Jon
Jon

Reputation: 12864

How to use tornado authentication in a django view?

I use a combination of Django and Tornado for my website. Tornado has a wonderful authentication system and I would like to use it in the django views. Unfortunately I get an AttributeError.

How can I use Tornado authentication in my Django views?

View

import tornado.web
from django import shortcuts

@tornado.web.authenticated
def testpage(request):
    return shortcuts.render(request, 'web/templates/index.html')

Error message

AttributeError: 'WSGIRequest' object has no attribute 'current_user'

Django is connected to Tornado through WSGIContainer:

def main():
    static_path = os.path.join(os.path.abspath(os.path.dirname(__file__)), 'static')
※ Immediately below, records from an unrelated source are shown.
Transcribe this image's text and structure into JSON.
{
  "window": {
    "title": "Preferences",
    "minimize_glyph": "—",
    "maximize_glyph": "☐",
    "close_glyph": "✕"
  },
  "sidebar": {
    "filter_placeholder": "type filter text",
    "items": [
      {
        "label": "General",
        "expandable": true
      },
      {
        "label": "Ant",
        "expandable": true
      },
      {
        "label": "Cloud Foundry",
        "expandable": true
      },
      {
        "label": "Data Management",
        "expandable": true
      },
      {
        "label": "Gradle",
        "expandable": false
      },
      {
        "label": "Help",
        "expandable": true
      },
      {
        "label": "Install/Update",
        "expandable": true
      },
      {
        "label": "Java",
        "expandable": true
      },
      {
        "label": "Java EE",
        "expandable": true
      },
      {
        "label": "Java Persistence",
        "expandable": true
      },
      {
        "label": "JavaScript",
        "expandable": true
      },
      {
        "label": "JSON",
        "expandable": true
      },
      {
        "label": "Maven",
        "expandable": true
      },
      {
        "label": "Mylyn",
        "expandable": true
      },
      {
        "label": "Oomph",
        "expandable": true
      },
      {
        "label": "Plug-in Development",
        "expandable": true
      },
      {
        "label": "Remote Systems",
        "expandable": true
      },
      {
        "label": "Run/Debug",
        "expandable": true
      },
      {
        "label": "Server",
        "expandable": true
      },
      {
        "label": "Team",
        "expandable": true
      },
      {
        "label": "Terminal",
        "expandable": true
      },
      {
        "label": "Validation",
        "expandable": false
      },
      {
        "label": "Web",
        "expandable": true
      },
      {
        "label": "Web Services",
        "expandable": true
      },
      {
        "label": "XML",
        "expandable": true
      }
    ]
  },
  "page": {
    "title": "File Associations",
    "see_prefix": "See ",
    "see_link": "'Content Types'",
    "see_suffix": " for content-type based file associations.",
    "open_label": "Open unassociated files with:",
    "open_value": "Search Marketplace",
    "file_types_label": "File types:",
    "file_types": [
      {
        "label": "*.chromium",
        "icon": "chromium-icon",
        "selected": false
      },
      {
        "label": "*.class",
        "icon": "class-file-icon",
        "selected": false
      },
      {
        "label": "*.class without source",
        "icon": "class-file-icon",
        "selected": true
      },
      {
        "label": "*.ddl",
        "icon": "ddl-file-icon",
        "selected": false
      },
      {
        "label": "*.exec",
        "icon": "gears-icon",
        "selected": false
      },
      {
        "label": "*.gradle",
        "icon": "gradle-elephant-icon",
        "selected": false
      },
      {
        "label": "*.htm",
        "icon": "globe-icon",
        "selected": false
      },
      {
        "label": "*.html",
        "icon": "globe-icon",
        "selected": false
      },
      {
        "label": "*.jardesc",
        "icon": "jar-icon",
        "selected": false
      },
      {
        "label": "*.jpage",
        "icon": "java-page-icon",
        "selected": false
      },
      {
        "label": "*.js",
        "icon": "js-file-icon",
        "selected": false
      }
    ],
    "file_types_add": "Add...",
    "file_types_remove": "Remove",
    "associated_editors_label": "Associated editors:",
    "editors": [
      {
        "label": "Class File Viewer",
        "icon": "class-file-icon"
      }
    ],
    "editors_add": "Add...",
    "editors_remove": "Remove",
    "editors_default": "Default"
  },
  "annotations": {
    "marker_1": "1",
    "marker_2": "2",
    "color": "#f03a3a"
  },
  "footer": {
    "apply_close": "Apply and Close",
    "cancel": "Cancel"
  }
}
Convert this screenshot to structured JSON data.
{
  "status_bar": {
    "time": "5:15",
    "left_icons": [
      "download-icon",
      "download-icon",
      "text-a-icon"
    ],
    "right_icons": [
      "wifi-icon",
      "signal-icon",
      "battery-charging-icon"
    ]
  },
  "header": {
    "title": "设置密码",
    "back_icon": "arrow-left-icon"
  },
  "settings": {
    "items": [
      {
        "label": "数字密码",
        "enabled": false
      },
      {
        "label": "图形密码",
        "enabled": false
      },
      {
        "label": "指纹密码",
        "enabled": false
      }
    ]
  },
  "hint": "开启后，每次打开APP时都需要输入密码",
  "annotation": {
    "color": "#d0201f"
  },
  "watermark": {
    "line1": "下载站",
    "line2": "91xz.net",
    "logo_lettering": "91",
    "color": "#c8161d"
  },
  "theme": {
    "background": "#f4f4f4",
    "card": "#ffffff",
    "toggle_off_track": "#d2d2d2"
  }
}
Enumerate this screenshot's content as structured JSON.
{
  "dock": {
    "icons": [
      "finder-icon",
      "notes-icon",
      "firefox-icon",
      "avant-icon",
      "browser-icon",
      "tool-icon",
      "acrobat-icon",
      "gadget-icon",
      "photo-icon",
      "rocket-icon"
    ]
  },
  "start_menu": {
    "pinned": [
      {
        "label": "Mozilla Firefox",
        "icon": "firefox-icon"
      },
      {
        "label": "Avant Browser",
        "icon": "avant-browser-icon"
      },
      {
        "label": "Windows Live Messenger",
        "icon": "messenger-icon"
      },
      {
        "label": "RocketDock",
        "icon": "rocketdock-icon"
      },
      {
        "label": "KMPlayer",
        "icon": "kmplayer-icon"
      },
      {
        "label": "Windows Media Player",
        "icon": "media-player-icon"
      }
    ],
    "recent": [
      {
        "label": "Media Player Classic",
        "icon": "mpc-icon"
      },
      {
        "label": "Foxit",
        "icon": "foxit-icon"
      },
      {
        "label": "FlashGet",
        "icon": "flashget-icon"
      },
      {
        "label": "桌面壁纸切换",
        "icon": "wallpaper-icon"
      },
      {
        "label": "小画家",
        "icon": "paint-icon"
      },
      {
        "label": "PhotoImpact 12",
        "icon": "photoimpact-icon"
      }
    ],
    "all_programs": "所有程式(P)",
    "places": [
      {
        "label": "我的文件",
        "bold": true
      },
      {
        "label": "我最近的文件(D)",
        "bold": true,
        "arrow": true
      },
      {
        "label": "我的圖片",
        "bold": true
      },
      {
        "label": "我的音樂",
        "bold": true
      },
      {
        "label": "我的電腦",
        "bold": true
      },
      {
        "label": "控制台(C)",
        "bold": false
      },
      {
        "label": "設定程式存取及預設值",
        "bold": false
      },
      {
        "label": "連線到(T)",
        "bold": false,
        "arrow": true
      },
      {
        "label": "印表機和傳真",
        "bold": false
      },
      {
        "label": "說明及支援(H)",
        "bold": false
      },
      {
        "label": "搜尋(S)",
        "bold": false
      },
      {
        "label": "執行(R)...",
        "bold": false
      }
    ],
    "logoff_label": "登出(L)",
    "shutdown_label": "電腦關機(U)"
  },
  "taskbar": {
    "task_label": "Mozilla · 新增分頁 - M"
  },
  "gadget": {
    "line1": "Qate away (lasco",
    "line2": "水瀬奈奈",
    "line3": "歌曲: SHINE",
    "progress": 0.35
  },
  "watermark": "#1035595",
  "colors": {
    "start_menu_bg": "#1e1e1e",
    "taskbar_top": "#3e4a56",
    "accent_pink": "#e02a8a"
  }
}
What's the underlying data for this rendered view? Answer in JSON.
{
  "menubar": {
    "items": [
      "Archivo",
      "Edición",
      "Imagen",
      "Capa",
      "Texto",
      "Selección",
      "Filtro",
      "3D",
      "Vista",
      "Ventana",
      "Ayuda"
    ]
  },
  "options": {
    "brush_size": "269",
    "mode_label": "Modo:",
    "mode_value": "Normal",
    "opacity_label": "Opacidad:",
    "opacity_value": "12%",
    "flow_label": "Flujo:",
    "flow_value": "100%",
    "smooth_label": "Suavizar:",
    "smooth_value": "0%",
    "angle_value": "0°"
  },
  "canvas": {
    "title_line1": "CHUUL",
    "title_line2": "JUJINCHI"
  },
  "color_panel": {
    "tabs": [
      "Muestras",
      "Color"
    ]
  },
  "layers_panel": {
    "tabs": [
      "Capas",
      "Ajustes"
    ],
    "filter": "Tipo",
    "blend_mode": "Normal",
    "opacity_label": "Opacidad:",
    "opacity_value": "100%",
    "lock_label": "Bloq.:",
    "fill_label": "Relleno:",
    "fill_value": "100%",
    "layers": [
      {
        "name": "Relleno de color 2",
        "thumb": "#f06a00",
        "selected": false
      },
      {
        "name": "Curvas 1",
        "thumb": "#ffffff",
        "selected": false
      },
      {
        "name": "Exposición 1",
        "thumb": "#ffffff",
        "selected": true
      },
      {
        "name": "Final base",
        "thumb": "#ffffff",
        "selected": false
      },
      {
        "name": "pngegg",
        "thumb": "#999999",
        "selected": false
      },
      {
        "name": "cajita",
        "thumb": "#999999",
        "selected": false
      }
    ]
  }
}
    assert os.path.isdir(static_path), static_path

    wsgi_app = tornado.wsgi.WSGIContainer(
    django.core.handlers.wsgi.WSGIHandler())

    tornado_app = tornado.web.Application([],static_path=static_path,)
    server = tornado.httpserver.HTTPServer(tornado_app)

    server.listen(options.port)
    tornado.ioloop.IOLoop.instance().start()

if __name__ == '__main__':
    main()

Upvotes: 0

Views: 546

Answers (1)

Ben Darnell
Ben Darnell

Reputation: 22134

The tornado.auth module goes through the openid/oauth flow, but at the end of that process all it does is call back to your code where you probably set a cookie. You read that cookie in Tornado with get_current_user, but that's specific to the Tornado RequestHandler interface. To use this cookie from django you'll need to read the cookie yourself (see the tornado.web.decode_signed_value function, assuming you set the cookie with set_secure_cookie). You can either find the right place in the django framework to do this, in which case you may be able to use django's login_required decorator, or you can just do it in your django handler in which case you'll need to redirect to the login form on your own.